Es gibt zwei annehmbare Thesen, was nun tatsächlich zum Tode von
Anneliese Michel führte. Sowohl die These von Felicitas D.Goodman, daß
die jahrelange, grundlose Verabreichung härtester Anti-Epileptika wie
"Tegretal" ihren Tod herbeigeführt haben kann, wie auch die These von
Prof. Dr.Dieter Wendland, daß der in A.M.´s Besessenheit real
gegenwärtige signifikante Dämon, dem es im Gegensatz zu den bereits
ausgetriebenen Dämonen gelungen war die beiden Exorzisten zu täuschen,
schließlich ihren Tod verursachte und diesen sogar zeitlich exakt
vorhersagte ("Im Sommer geht's wieder rund, wenn's kracht!") dürfen als
glaubhaft und nicht widerlegbar angesehen werden. Sehr wahrscheinlich
ist auch ein Zusammenspiel dieser beiden Faktoren. Für den Film und
seine von der FAZ bis zur "Jungen Freiheit" unkritisch-begeisterten
Kritiker steht indes glasklar fest, daß die Exorzismen zu ihrem Tod
führten. Daß dies gar nicht möglich ist, da es in der gesamten
Kirchengeschichte keinen einzigen Fall gibt, in der ein Besessener
durch einen Exorzismus zu Tode kam, haben wir bereits schlüssig
dargelegt. Was bei dem ganzen "Fall" völlig offen bleibt ist die Frage,
warum weder in dem berüchtigten Schauprozeß noch in dem hochgelobten
Film "Requiem" von den vierzig Tonbandcassetten, die die beiden
Priester von den Exorzismen aufgenommen hatten, überhaupt keine Rede
mehr ist. Der US-Film "Der Exorzismus von Emily Rose" thematisiert dies
dank der Beratung durch Frau Goodman, die die Tonbandcassetten einer
wissenschaftlichen Analyse unterzogen hatte, nach der sie zu dem Schluß
kam, daß hier ein echter Besessenheitsfall vorlag, nämlich durchaus.
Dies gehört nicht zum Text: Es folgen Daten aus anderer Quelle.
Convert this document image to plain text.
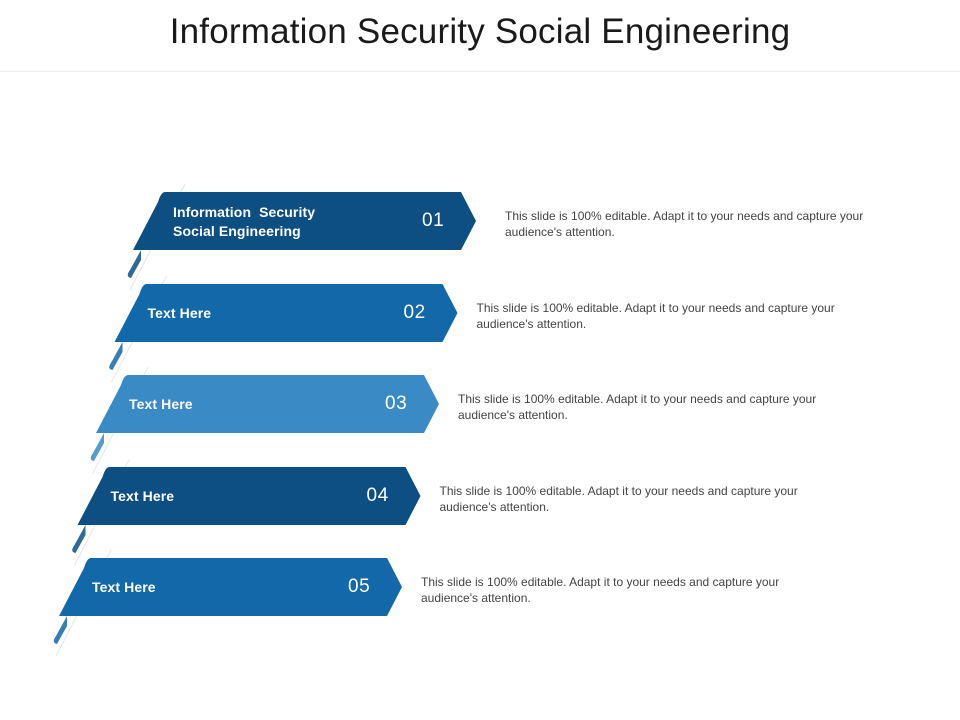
Information Security Social Engineering
Information  Security
Social Engineering	01	This slide is 100% editable. Adapt it to your needs and capture your audience's attention.
Text Here	02	This slide is 100% editable. Adapt it to your needs and capture your audience's attention.
Text Here	03	This slide is 100% editable. Adapt it to your needs and capture your audience's attention.
Text Here	04	This slide is 100% editable. Adapt it to your needs and capture your audience's attention.
Text Here	05	This slide is 100% editable. Adapt it to your needs and capture your audience's attention.
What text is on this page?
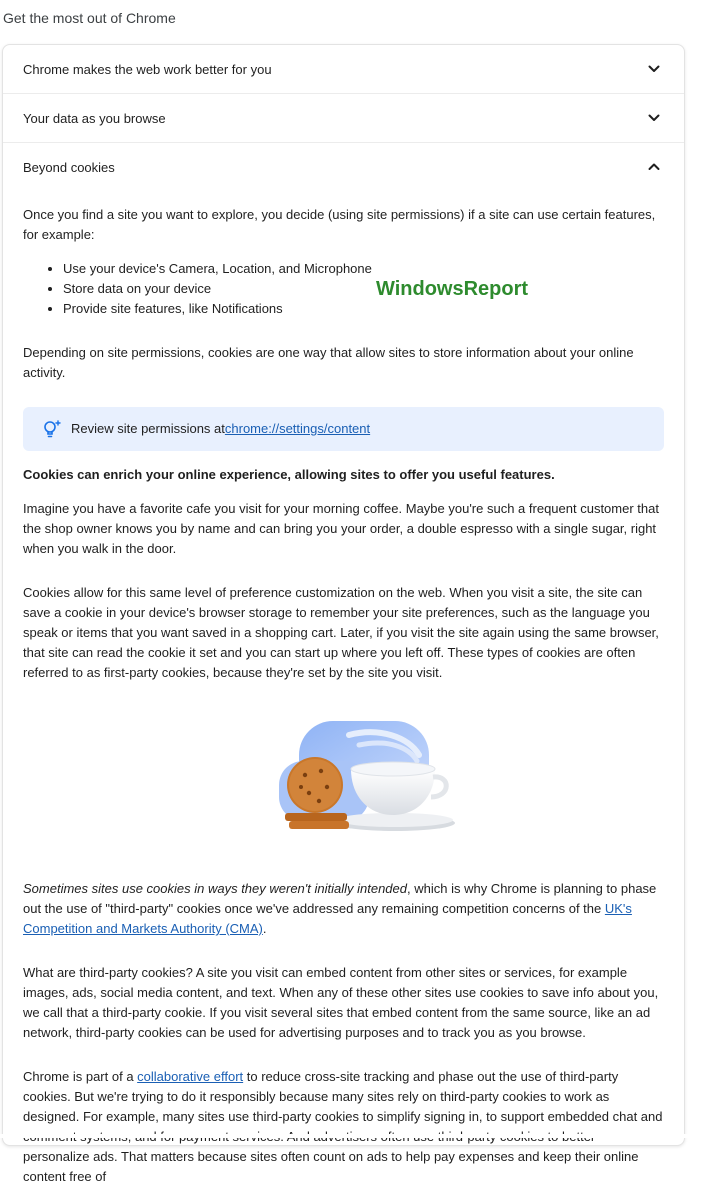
Get the most out of Chrome
Chrome makes the web work better for you
Your data as you browse
Beyond cookies

Once you find a site you want to explore, you decide (using site permissions) if a site can use certain features, for example:

• Use your device's Camera, Location, and Microphone
• Store data on your device
• Provide site features, like Notifications

Depending on site permissions, cookies are one way that allow sites to store information about your online activity.

Review site permissions at chrome://settings/content

Cookies can enrich your online experience, allowing sites to offer you useful features.

Imagine you have a favorite cafe you visit for your morning coffee. Maybe you're such a frequent customer that the shop owner knows you by name and can bring you your order, a double espresso with a single sugar, right when you walk in the door.

Cookies allow for this same level of preference customization on the web. When you visit a site, the site can save a cookie in your device's browser storage to remember your site preferences, such as the language you speak or items that you want saved in a shopping cart. Later, if you visit the site again using the same browser, that site can read the cookie it set and you can start up where you left off. These types of cookies are often referred to as first-party cookies, because they're set by the site you visit.

Sometimes sites use cookies in ways they weren't initially intended, which is why Chrome is planning to phase out the use of "third-party" cookies once we've addressed any remaining competition concerns of the UK's Competition and Markets Authority (CMA).

What are third-party cookies? A site you visit can embed content from other sites or services, for example images, ads, social media content, and text. When any of these other sites use cookies to save info about you, we call that a third-party cookie. If you visit several sites that embed content from the same source, like an ad network, third-party cookies can be used for advertising purposes and to track you as you browse.

Chrome is part of a collaborative effort to reduce cross-site tracking and phase out the use of third-party cookies. But we're trying to do it responsibly because many sites rely on third-party cookies to work as designed. For example, many sites use third-party cookies to simplify signing in, to support embedded chat and personalize ads. That matters because sites often count on ads to help pay expenses and keep their online content free of

WindowsReport
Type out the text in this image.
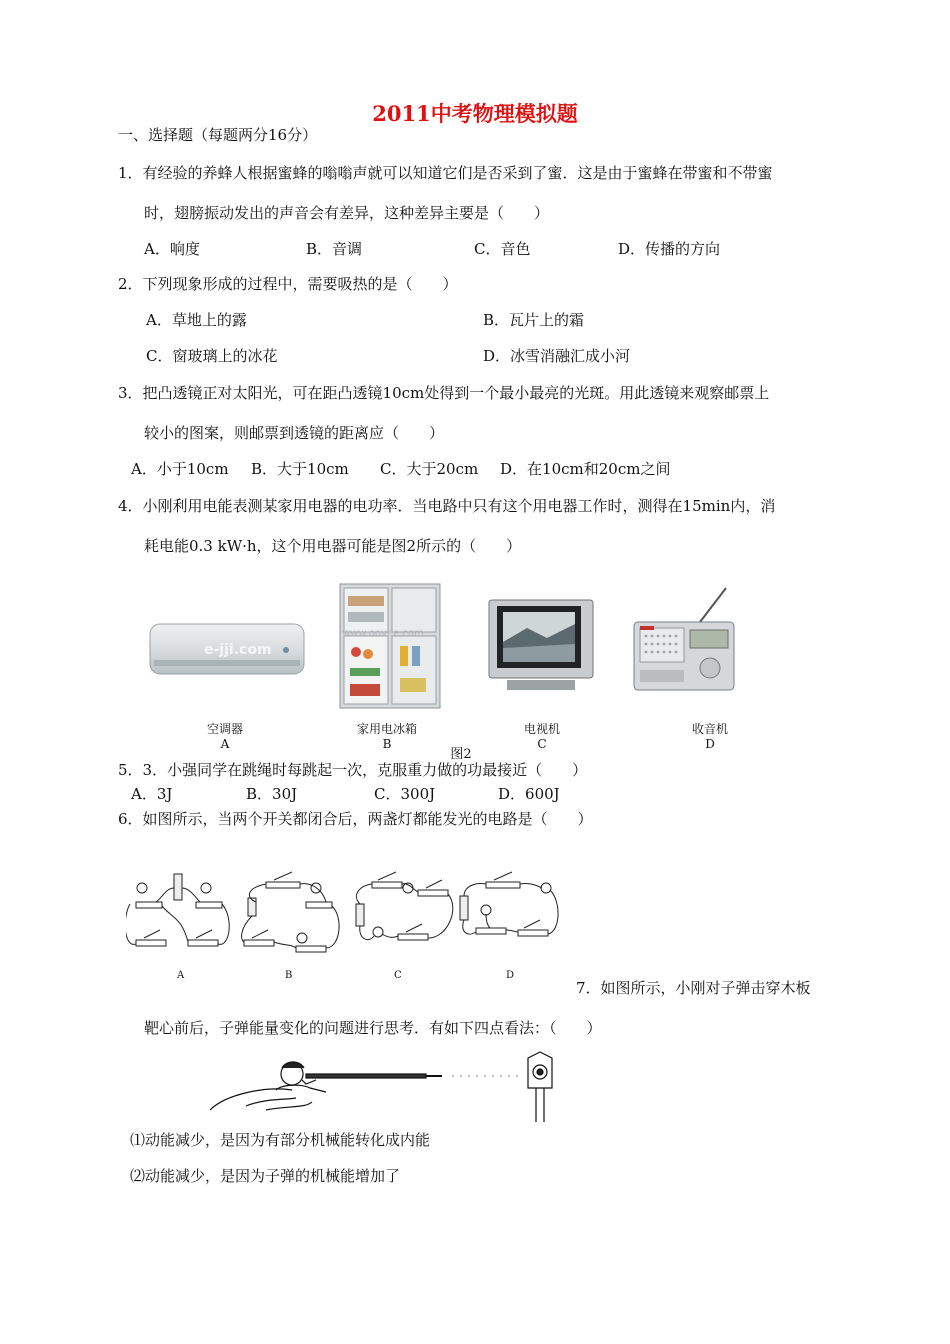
2011中考物理模拟题
一、选择题（每题两分16分）
1．有经验的养蜂人根据蜜蜂的嗡嗡声就可以知道它们是否采到了蜜．这是由于蜜蜂在带蜜和不带蜜
时，翅膀振动发出的声音会有差异，这种差异主要是（　　）
A．响度	B．音调	C．音色	D．传播的方向
2．下列现象形成的过程中，需要吸热的是（　　）
A．草地上的露	B．瓦片上的霜
C．窗玻璃上的冰花	D．冰雪消融汇成小河
3．把凸透镜正对太阳光，可在距凸透镜10cm处得到一个最小最亮的光斑。用此透镜来观察邮票上
较小的图案，则邮票到透镜的距离应（　　）
A．小于10cm B．大于10cm C．大于20cm D．在10cm和20cm之间
4．小刚利用电能表测某家用电器的电功率．当电路中只有这个用电器工作时，测得在15min内，消
耗电能0.3 kW·h，这个用电器可能是图2所示的（　　）
e-jji.com
www.oovee.com
空调器
A
家用电冰箱
B
电视机
C
收音机
D
图2
5．3．小强同学在跳绳时每跳起一次，克服重力做的功最接近（　　）
A．3J	B．30J	C．300J	D．600J
6．如图所示，当两个开关都闭合后，两盏灯都能发光的电路是（　　）
A	B	C	D
7．如图所示，小刚对子弹击穿木板
靶心前后，子弹能量变化的问题进行思考．有如下四点看法：（　　）
⑴动能减少，是因为有部分机械能转化成内能
⑵动能减少，是因为子弹的机械能增加了
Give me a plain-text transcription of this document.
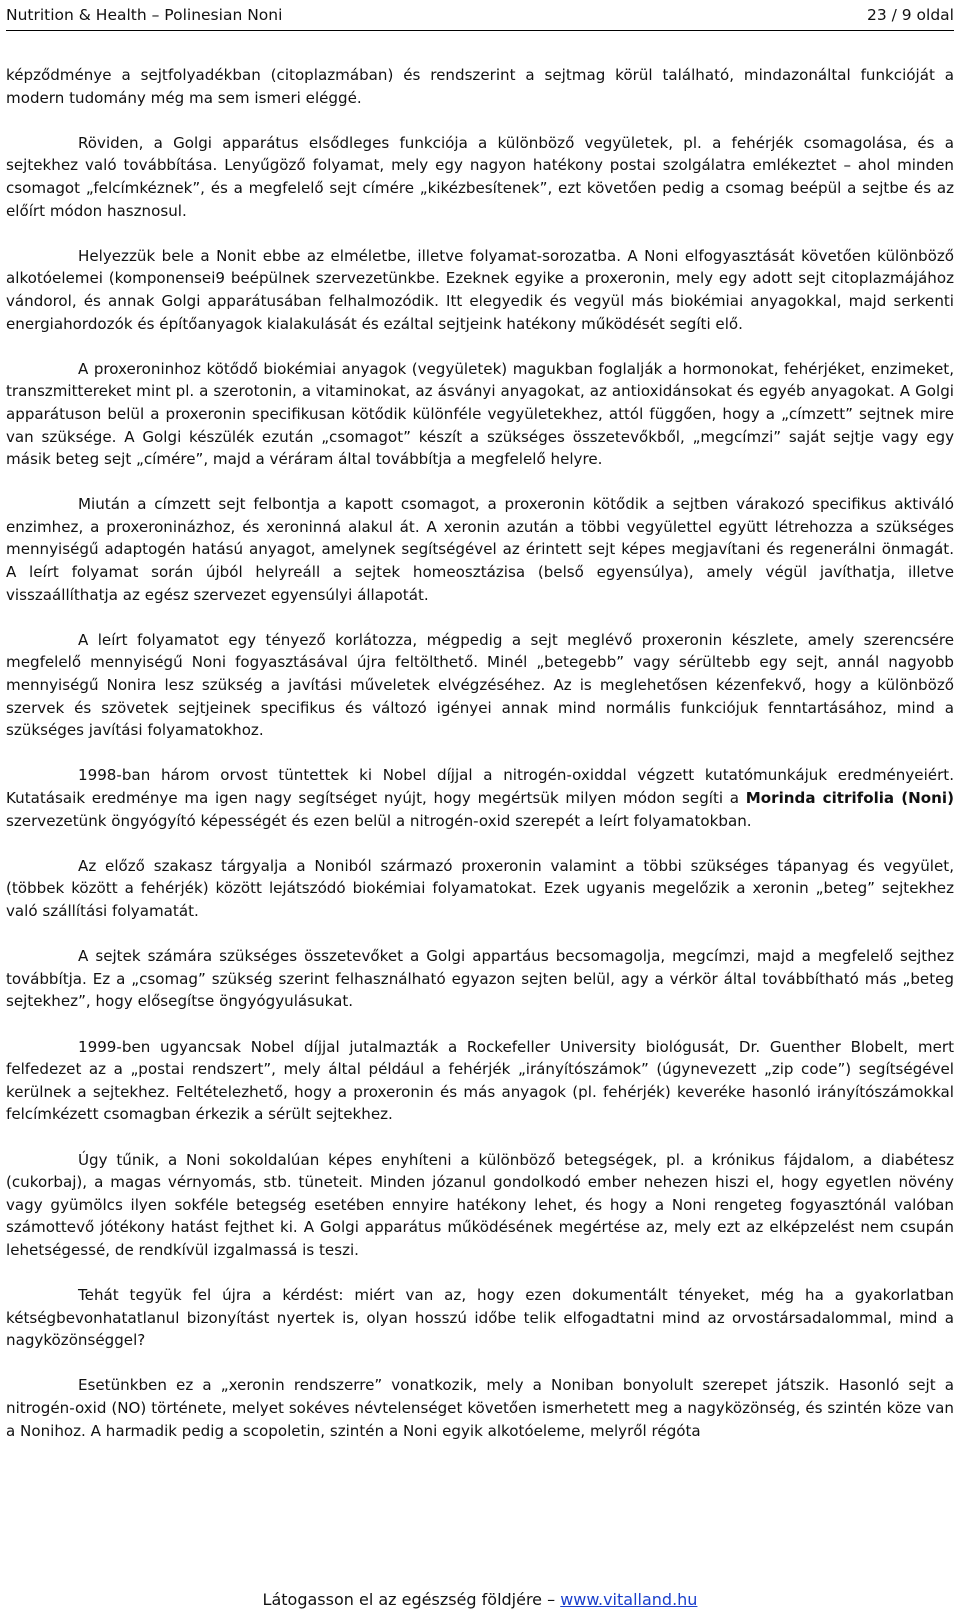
Nutrition & Health – Polinesian Noni	23 / 9 oldal

képződménye a sejtfolyadékban (citoplazmában) és rendszerint a sejtmag körül található, mindazonáltal funkcióját a modern tudomány még ma sem ismeri eléggé.

Röviden, a Golgi apparátus elsődleges funkciója a különböző vegyületek, pl. a fehérjék csomagolása, és a sejtekhez való továbbítása. Lenyűgöző folyamat, mely egy nagyon hatékony postai szolgálatra emlékeztet – ahol minden csomagot „felcímkéznek”, és a megfelelő sejt címére „kikézbesítenek”, ezt követően pedig a csomag beépül a sejtbe és az előírt módon hasznosul.

Helyezzük bele a Nonit ebbe az elméletbe, illetve folyamat-sorozatba. A Noni elfogyasztását követően különböző alkotóelemei (komponensei9 beépülnek szervezetünkbe. Ezeknek egyike a proxeronin, mely egy adott sejt citoplazmájához vándorol, és annak Golgi apparátusában felhalmozódik. Itt elegyedik és vegyül más biokémiai anyagokkal, majd serkenti energiahordozók és építőanyagok kialakulását és ezáltal sejtjeink hatékony működését segíti elő.

A proxeroninhoz kötődő biokémiai anyagok (vegyületek) magukban foglalják a hormonokat, fehérjéket, enzimeket, transzmittereket mint pl. a szerotonin, a vitaminokat, az ásványi anyagokat, az antioxidánsokat és egyéb anyagokat. A Golgi apparátuson belül a proxeronin specifikusan kötődik különféle vegyületekhez, attól függően, hogy a „címzett” sejtnek mire van szüksége. A Golgi készülék ezután „csomagot” készít a szükséges összetevőkből, „megcímzi” saját sejtje vagy egy másik beteg sejt „címére”, majd a véráram által továbbítja a megfelelő helyre.

Miután a címzett sejt felbontja a kapott csomagot, a proxeronin kötődik a sejtben várakozó specifikus aktiváló enzimhez, a proxeroninázhoz, és xeroninná alakul át. A xeronin azután a többi vegyülettel együtt létrehozza a szükséges mennyiségű adaptogén hatású anyagot, amelynek segítségével az érintett sejt képes megjavítani és regenerálni önmagát. A leírt folyamat során újból helyreáll a sejtek homeosztázisa (belső egyensúlya), amely végül javíthatja, illetve visszaállíthatja az egész szervezet egyensúlyi állapotát.

A leírt folyamatot egy tényező korlátozza, mégpedig a sejt meglévő proxeronin készlete, amely szerencsére megfelelő mennyiségű Noni fogyasztásával újra feltölthető. Minél „betegebb” vagy sérültebb egy sejt, annál nagyobb mennyiségű Nonira lesz szükség a javítási műveletek elvégzéséhez. Az is meglehetősen kézenfekvő, hogy a különböző szervek és szövetek sejtjeinek specifikus és változó igényei annak mind normális funkciójuk fenntartásához, mind a szükséges javítási folyamatokhoz.

1998-ban három orvost tüntettek ki Nobel díjjal a nitrogén-oxiddal végzett kutatómunkájuk eredményeiért. Kutatásaik eredménye ma igen nagy segítséget nyújt, hogy megértsük milyen módon segíti a Morinda citrifolia (Noni) szervezetünk öngyógyító képességét és ezen belül a nitrogén-oxid szerepét a leírt folyamatokban.

Az előző szakasz tárgyalja a Noniból származó proxeronin valamint a többi szükséges tápanyag és vegyület, (többek között a fehérjék) között lejátszódó biokémiai folyamatokat. Ezek ugyanis megelőzik a xeronin „beteg” sejtekhez való szállítási folyamatát.

A sejtek számára szükséges összetevőket a Golgi appartáus becsomagolja, megcímzi, majd a megfelelő sejthez továbbítja. Ez a „csomag” szükség szerint felhasználható egyazon sejten belül, agy a vérkör által továbbítható más „beteg sejtekhez”, hogy elősegítse öngyógyulásukat.

1999-ben ugyancsak Nobel díjjal jutalmazták a Rockefeller University biológusát, Dr. Guenther Blobelt, mert felfedezet az a „postai rendszert”, mely által például a fehérjék „irányítószámok” (úgynevezett „zip code”) segítségével kerülnek a sejtekhez. Feltételezhető, hogy a proxeronin és más anyagok (pl. fehérjék) keveréke hasonló irányítószámokkal felcímkézett csomagban érkezik a sérült sejtekhez.

Úgy tűnik, a Noni sokoldalúan képes enyhíteni a különböző betegségek, pl. a krónikus fájdalom, a diabétesz (cukorbaj), a magas vérnyomás, stb. tüneteit. Minden józanul gondolkodó ember nehezen hiszi el, hogy egyetlen növény vagy gyümölcs ilyen sokféle betegség esetében ennyire hatékony lehet, és hogy a Noni rengeteg fogyasztónál valóban számottevő jótékony hatást fejthet ki. A Golgi apparátus működésének megértése az, mely ezt az elképzelést nem csupán lehetségessé, de rendkívül izgalmassá is teszi.

Tehát tegyük fel újra a kérdést: miért van az, hogy ezen dokumentált tényeket, még ha a gyakorlatban kétségbevonhatatlanul bizonyítást nyertek is, olyan hosszú időbe telik elfogadtatni mind az orvostársadalommal, mind a nagyközönséggel?

Esetünkben ez a „xeronin rendszerre” vonatkozik, mely a Noniban bonyolult szerepet játszik. Hasonló sejt a nitrogén-oxid (NO) története, melyet sokéves névtelenséget követően ismerhetett meg a nagyközönség, és szintén köze van a Nonihoz. A harmadik pedig a scopoletin, szintén a Noni egyik alkotóeleme, melyről régóta

Látogasson el az egészség földjére – www.vitalland.hu
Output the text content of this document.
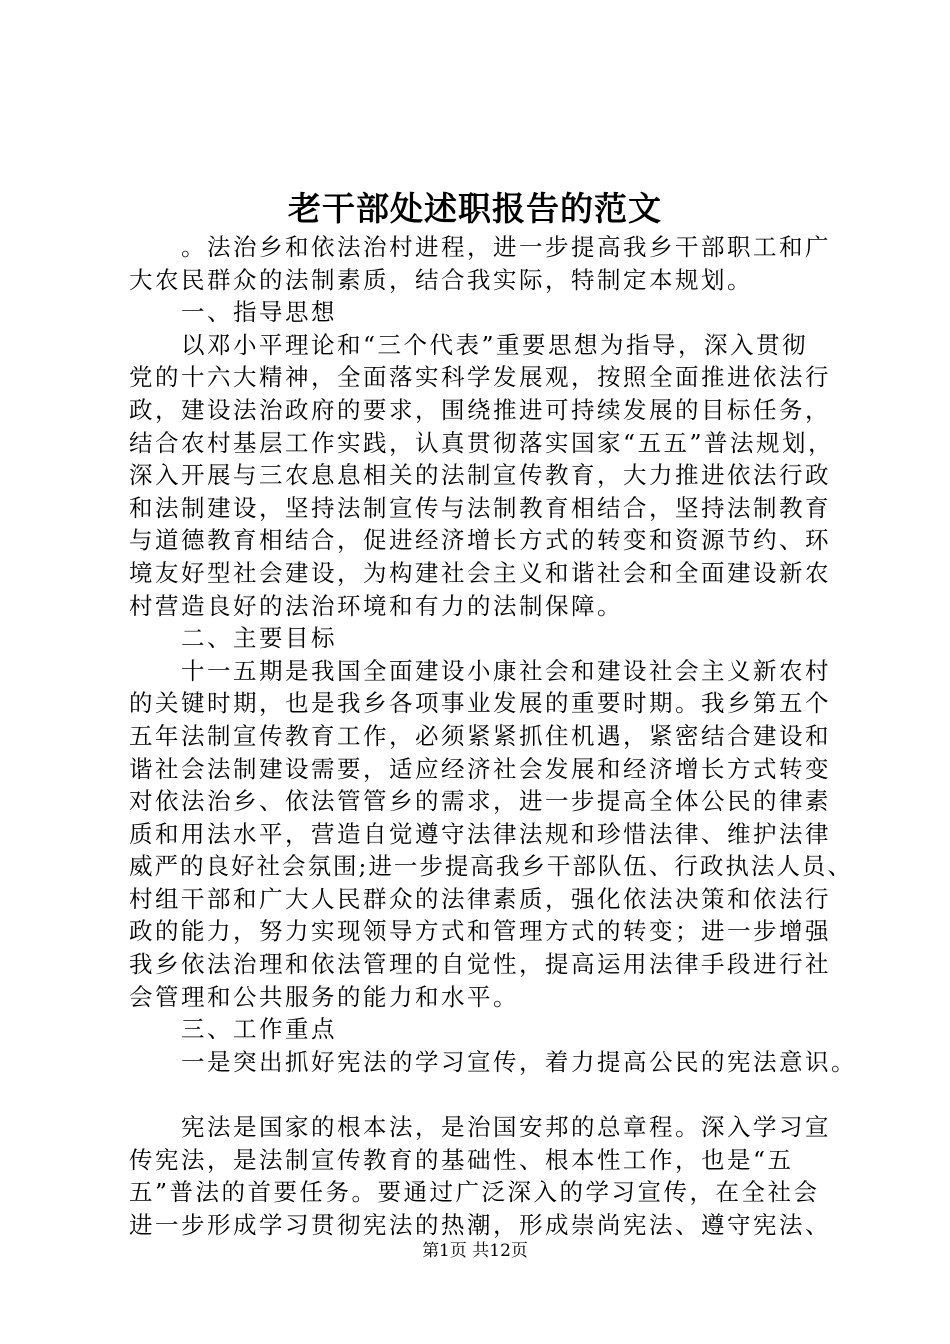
老干部处述职报告的范文

。法治乡和依法治村进程，进一步提高我乡干部职工和广

大农民群众的法制素质，结合我实际，特制定本规划。

一、指导思想

以邓小平理论和“三个代表”重要思想为指导，深入贯彻

党的十六大精神，全面落实科学发展观，按照全面推进依法行

政，建设法治政府的要求，围绕推进可持续发展的目标任务，

结合农村基层工作实践，认真贯彻落实国家“五五”普法规划，

深入开展与三农息息相关的法制宣传教育，大力推进依法行政

和法制建设，坚持法制宣传与法制教育相结合，坚持法制教育

与道德教育相结合，促进经济增长方式的转变和资源节约、环

境友好型社会建设，为构建社会主义和谐社会和全面建设新农

村营造良好的法治环境和有力的法制保障。

二、主要目标

十一五期是我国全面建设小康社会和建设社会主义新农村

的关键时期，也是我乡各项事业发展的重要时期。我乡第五个

五年法制宣传教育工作，必须紧紧抓住机遇，紧密结合建设和

谐社会法制建设需要，适应经济社会发展和经济增长方式转变

对依法治乡、依法管管乡的需求，进一步提高全体公民的律素

质和用法水平，营造自觉遵守法律法规和珍惜法律、维护法律

威严的良好社会氛围;进一步提高我乡干部队伍、行政执法人员、

村组干部和广大人民群众的法律素质，强化依法决策和依法行

政的能力，努力实现领导方式和管理方式的转变；进一步增强

我乡依法治理和依法管理的自觉性，提高运用法律手段进行社

会管理和公共服务的能力和水平。

三、工作重点

一是突出抓好宪法的学习宣传，着力提高公民的宪法意识。

宪法是国家的根本法，是治国安邦的总章程。深入学习宣

传宪法，是法制宣传教育的基础性、根本性工作，也是“五

五”普法的首要任务。要通过广泛深入的学习宣传，在全社会

进一步形成学习贯彻宪法的热潮，形成崇尚宪法、遵守宪法、

第1页 共12页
Aber "Requiem" ist eben ein deutscher Film, der den Stand heutiger
politik-kultureller und religiöser Korrektheit nie aus den Augen
verliert und sich gerade dadurch an seinem schwierigen Stoff so
gräßlich verhebt und verrenkt, daß man ihn nur als rundum gescheitert
bezeichnen kann. Kenntnisarm, wie er ist, ist er aber vor allem eines
nicht geworden: Anneliese Michels Requiem.